Neighbors | Tim Cleveland.Workers at Harley's Smokehouse Barbeque waited on customers on the anniversary of The Valley Marketplace's opening.
By TIM CLEVELAND
After a soft opening the first week of July 2013 and a grand opening the first week of August, The Valley Marketplace has been a successful local business.
To celebrate its one-year anniversary, the business hosted a three-day celebration Aug. 7-9.
Valley Marketplace marketing consultant Kevin Madison said the idea for doing the event was for the business owners to show their appreciation.
“To show utter gratitude to the Valley for being so supportive this first year,” he said. “These people wanted to do something to show the area and all those who patronize the market that they truly appreciate their business. They just wanted to do something special.”
The Valley Marketplace, located at 6121 South Ave., is a unique business. There are 30 vendors who have set up in the building, each an independent business owner and all of them Amish. The vendors sell everything from doughnuts to handmade furniture to pickles to pasta salads to potato salads to yard bird feeders.
“Most of them are first-time business owners who have come up with their own ideas of things that they can fall head over heels for and sell and offer to the public,” Madison said.

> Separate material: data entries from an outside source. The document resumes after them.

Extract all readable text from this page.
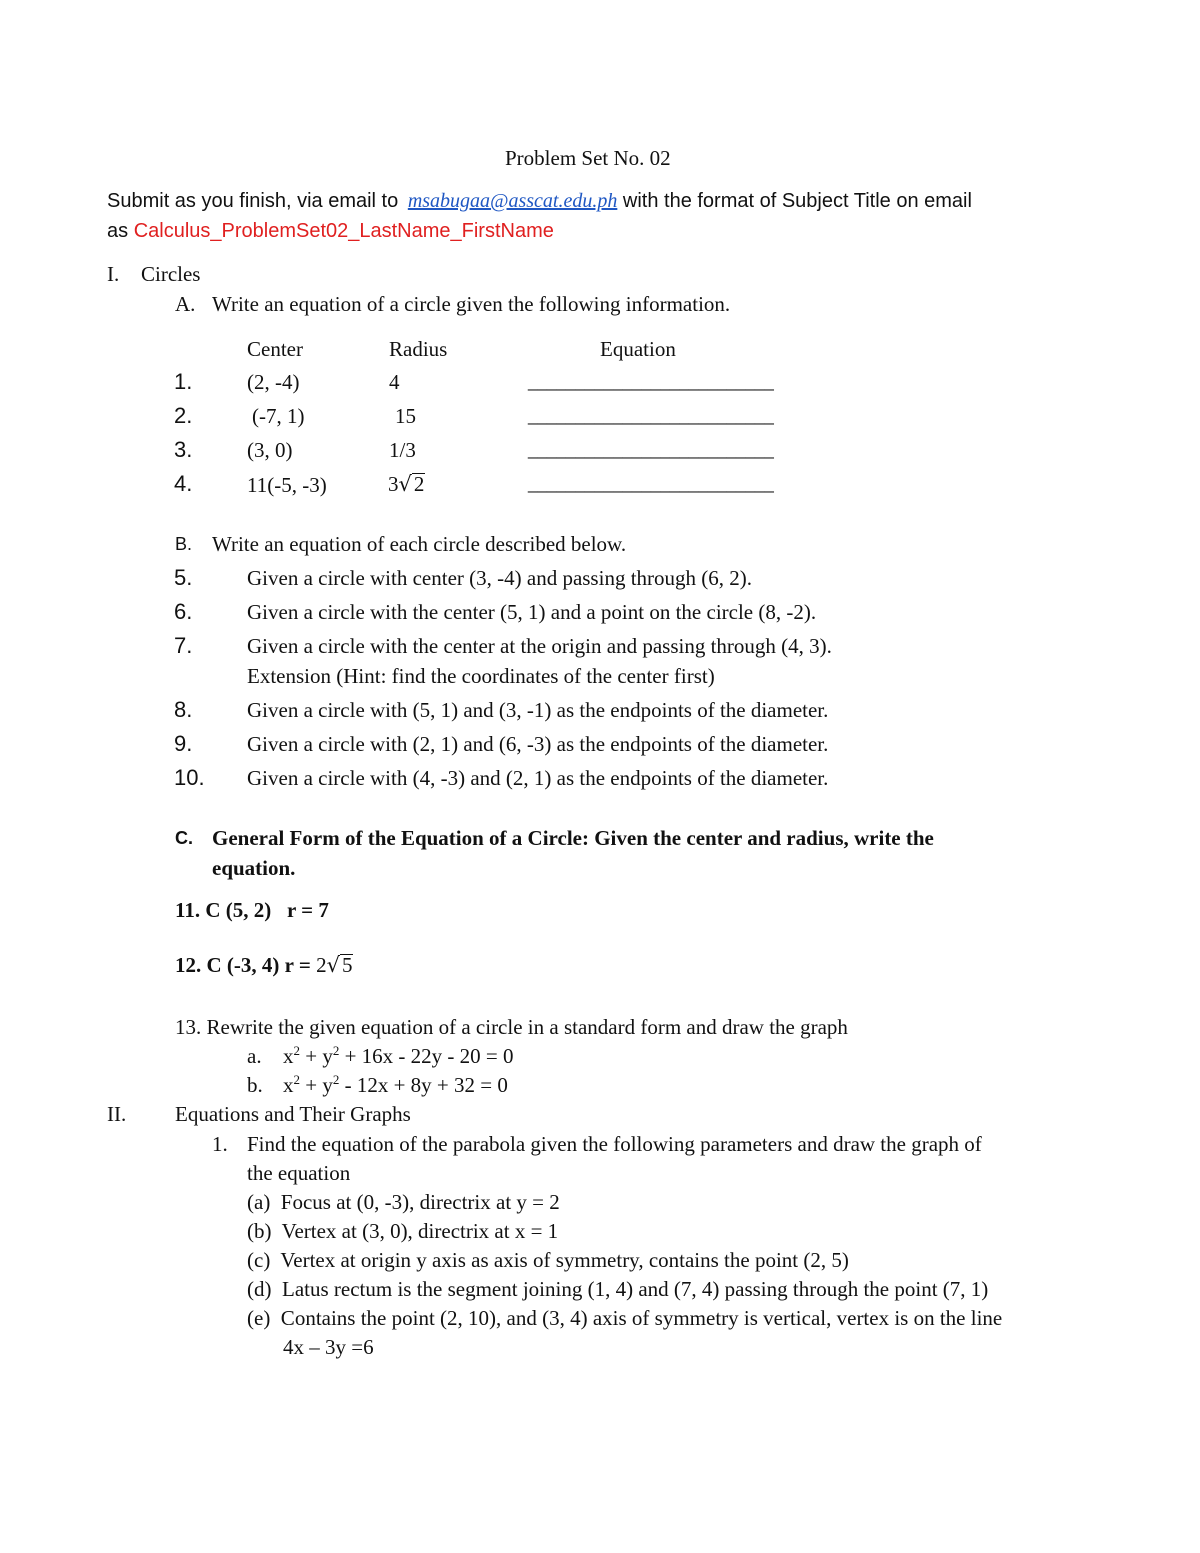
Problem Set No. 02
Submit as you finish, via email to msabugaa@asscat.edu.ph with the format of Subject Title on email
as Calculus_ProblemSet02_LastName_FirstName
I. Circles
A. Write an equation of a circle given the following information.
Center	Radius	Equation
1.	(2, -4)	4	__________________________
2.	(-7, 1)	15	__________________________
3.	(3, 0)	1/3	__________________________
4.	11(-5, -3)	3√2	__________________________
B. Write an equation of each circle described below.
5.	Given a circle with center (3, -4) and passing through (6, 2).
6.	Given a circle with the center (5, 1) and a point on the circle (8, -2).
7.	Given a circle with the center at the origin and passing through (4, 3).
Extension (Hint: find the coordinates of the center first)
8.	Given a circle with (5, 1) and (3, -1) as the endpoints of the diameter.
9.	Given a circle with (2, 1) and (6, -3) as the endpoints of the diameter.
10. Given a circle with (4, -3) and (2, 1) as the endpoints of the diameter.
C. General Form of the Equation of a Circle: Given the center and radius, write the
equation.
11. C (5, 2)   r = 7
12. C (-3, 4) r = 2√5
13. Rewrite the given equation of a circle in a standard form and draw the graph
a. $x^2 + y^2 + 16x - 22y - 20 = 0$
b. $x^2 + y^2 - 12x + 8y + 32 = 0$
II. Equations and Their Graphs
1. Find the equation of the parabola given the following parameters and draw the graph of
the equation
(a)  Focus at (0, -3), directrix at y = 2
(b)  Vertex at (3, 0), directrix at x = 1
(c)  Vertex at origin y axis as axis of symmetry, contains the point (2, 5)
(d)  Latus rectum is the segment joining (1, 4) and (7, 4) passing through the point (7, 1)
(e)  Contains the point (2, 10), and (3, 4) axis of symmetry is vertical, vertex is on the line
4x – 3y =6
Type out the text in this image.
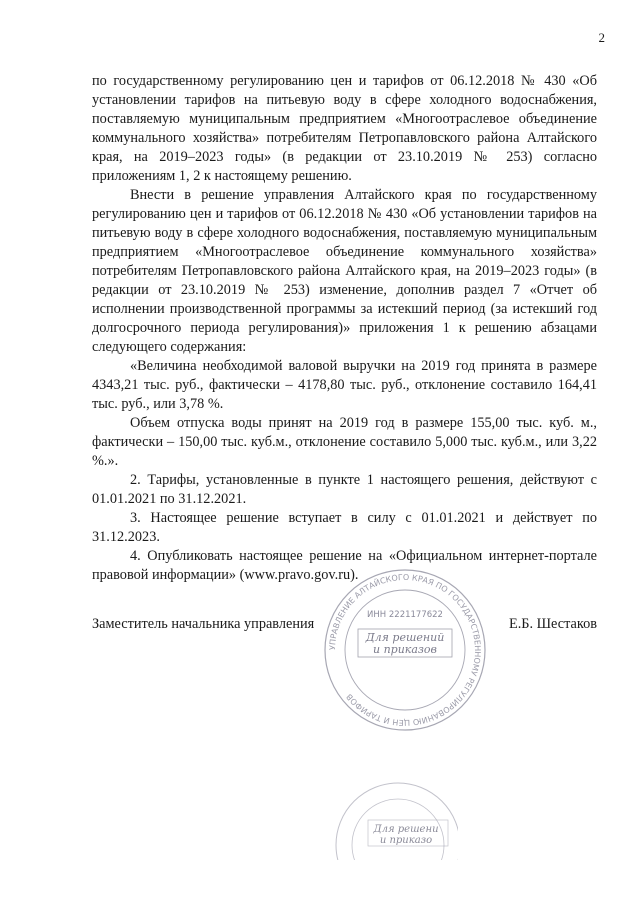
2

по государственному регулированию цен и тарифов от 06.12.2018 № 430 «Об установлении тарифов на питьевую воду в сфере холодного водоснабжения, поставляемую муниципальным предприятием «Многоотраслевое объединение коммунального хозяйства» потребителям Петропавловского района Алтайского края, на 2019–2023 годы» (в редакции от 23.10.2019 № 253) согласно приложениям 1, 2 к настоящему решению.

Внести в решение управления Алтайского края по государственному регулированию цен и тарифов от 06.12.2018 № 430 «Об установлении тарифов на питьевую воду в сфере холодного водоснабжения, поставляемую муниципальным предприятием «Многоотраслевое объединение коммунального хозяйства» потребителям Петропавловского района Алтайского края, на 2019–2023 годы» (в редакции от 23.10.2019 № 253) изменение, дополнив раздел 7 «Отчет об исполнении производственной программы за истекший период (за истекший год долгосрочного периода регулирования)» приложения 1 к решению абзацами следующего содержания:

«Величина необходимой валовой выручки на 2019 год принята в размере 4343,21 тыс. руб., фактически – 4178,80 тыс. руб., отклонение составило 164,41 тыс. руб., или 3,78 %.

Объем отпуска воды принят на 2019 год в размере 155,00 тыс. куб. м., фактически – 150,00 тыс. куб.м., отклонение составило 5,000 тыс. куб.м., или 3,22 %.».

2. Тарифы, установленные в пункте 1 настоящего решения, действуют с 01.01.2021 по 31.12.2021.

3. Настоящее решение вступает в силу с 01.01.2021 и действует по 31.12.2023.

4. Опубликовать настоящее решение на «Официальном интернет-портале правовой информации» (www.pravo.gov.ru).

Заместитель начальника управления	Е.Б. Шестаков
УПРАВЛЕНИЕ АЛТАЙСКОГО КРАЯ ПО ГОСУДАРСТВЕННОМУ РЕГУЛИРОВАНИЮ ЦЕН И ТАРИФОВ
ИНН 2221177622
Для решений
и приказов
Для решени
и приказо
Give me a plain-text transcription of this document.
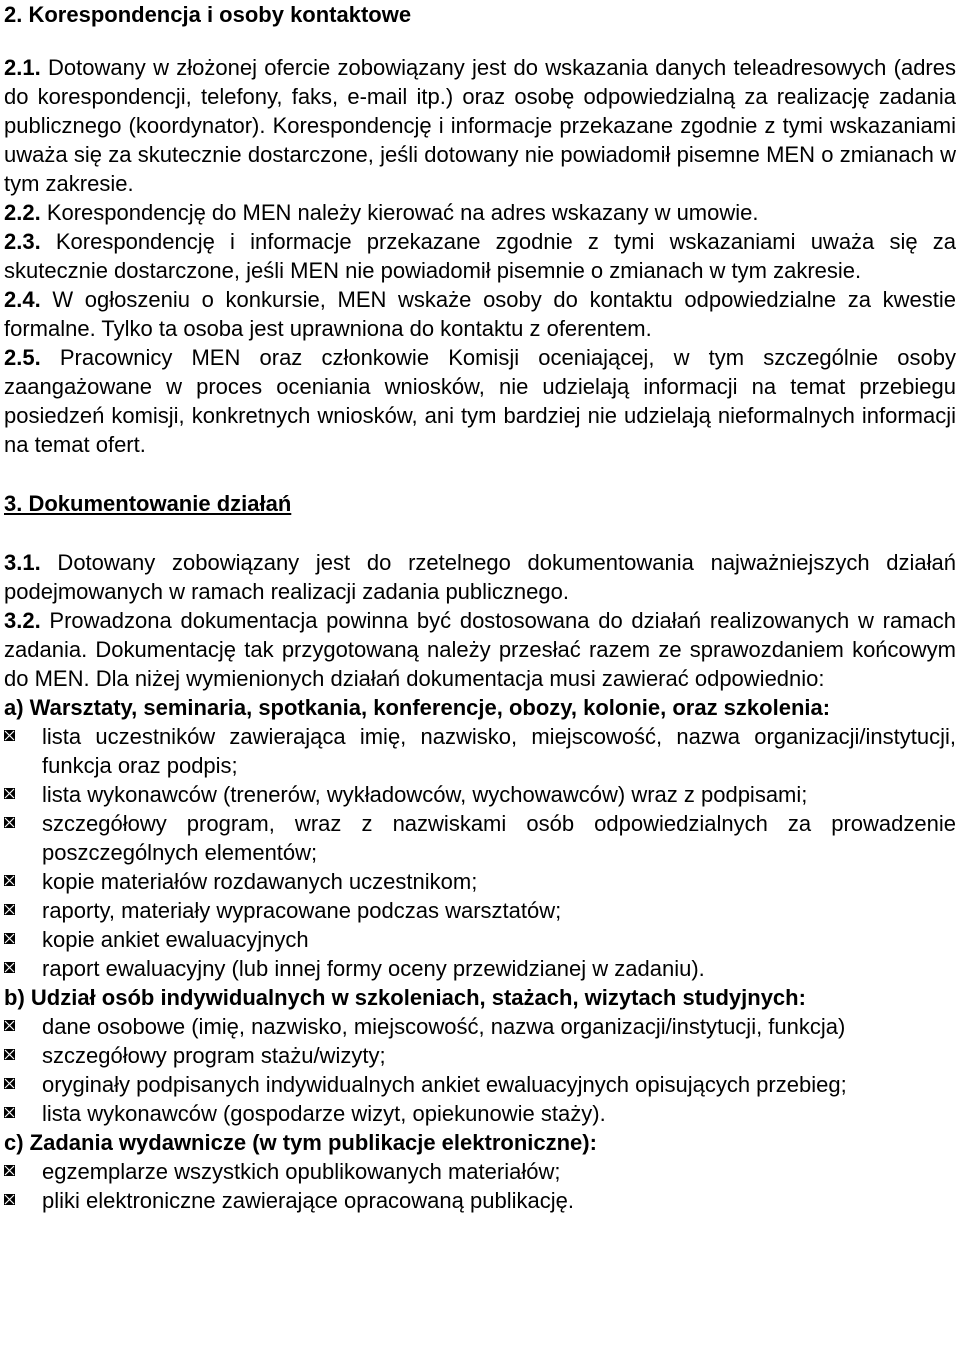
2. Korespondencja i osoby kontaktowe

2.1. Dotowany w złożonej ofercie zobowiązany jest do wskazania danych teleadresowych (adres do korespondencji, telefony, faks, e-mail itp.) oraz osobę odpowiedzialną za realizację zadania publicznego (koordynator). Korespondencję i informacje przekazane zgodnie z tymi wskazaniami uważa się za skutecznie dostarczone, jeśli dotowany nie powiadomił pisemne MEN o zmianach w tym zakresie.

2.2. Korespondencję do MEN należy kierować na adres wskazany w umowie.

2.3. Korespondencję i informacje przekazane zgodnie z tymi wskazaniami uważa się za skutecznie dostarczone, jeśli MEN nie powiadomił pisemnie o zmianach w tym zakresie.

2.4. W ogłoszeniu o konkursie, MEN wskaże osoby do kontaktu odpowiedzialne za kwestie formalne. Tylko ta osoba jest uprawniona do kontaktu z oferentem.

2.5. Pracownicy MEN oraz członkowie Komisji oceniającej, w tym szczególnie osoby zaangażowane w proces oceniania wniosków, nie udzielają informacji na temat przebiegu posiedzeń komisji, konkretnych wniosków, ani tym bardziej nie udzielają nieformalnych informacji na temat ofert.

3. Dokumentowanie działań

3.1. Dotowany zobowiązany jest do rzetelnego dokumentowania najważniejszych działań podejmowanych w ramach realizacji zadania publicznego.

3.2. Prowadzona dokumentacja powinna być dostosowana do działań realizowanych w ramach zadania. Dokumentację tak przygotowaną należy przesłać razem ze sprawozdaniem końcowym do MEN. Dla niżej wymienionych działań dokumentacja musi zawierać odpowiednio:

a) Warsztaty, seminaria, spotkania, konferencje, obozy, kolonie, oraz szkolenia:

lista uczestników zawierająca imię, nazwisko, miejscowość, nazwa organizacji/instytucji, funkcja oraz podpis;
lista wykonawców (trenerów, wykładowców, wychowawców) wraz z podpisami;
szczegółowy program, wraz z nazwiskami osób odpowiedzialnych za prowadzenie poszczególnych elementów;
kopie materiałów rozdawanych uczestnikom;
raporty, materiały wypracowane podczas warsztatów;
kopie ankiet ewaluacyjnych
raport ewaluacyjny (lub innej formy oceny przewidzianej w zadaniu).

b) Udział osób indywidualnych w szkoleniach, stażach, wizytach studyjnych:

dane osobowe (imię, nazwisko, miejscowość, nazwa organizacji/instytucji, funkcja)
szczegółowy program stażu/wizyty;
oryginały podpisanych indywidualnych ankiet ewaluacyjnych opisujących przebieg;
lista wykonawców (gospodarze wizyt, opiekunowie staży).

c) Zadania wydawnicze (w tym publikacje elektroniczne):

egzemplarze wszystkich opublikowanych materiałów;
pliki elektroniczne zawierające opracowaną publikację.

Plenty of food was available for purchase at the anniversary celebration, including a motor run ice cream maker, lamb, pork, ribs, kettle corn, apple turnovers and cherry turnovers.
“All the goodies and treats that the Amish are known for, plus the genuineness and kindness that comes with it,” Madison said.
More than 1,000 people were expected the first day.
Madison said business has been good for the first 12 months.
“It’s been surprisingly well, because a lot of people just aren’t familiar with the Amish culture, let alone in the old Pat Catan’s building,” he said. “A lot of people still don’t know that it’s here, so to still hold on for 12 months and do well, that says a lot about them.”
He added that The Valley Marketplace is a natural extension of the entrepreneurial spirit of the Amish.
“They’re very creative people,” Madison said. “They are able to do things that we take for granted and just make them dynamic. They are very disciplined in everything they do, and that’s what makes the market what it is.”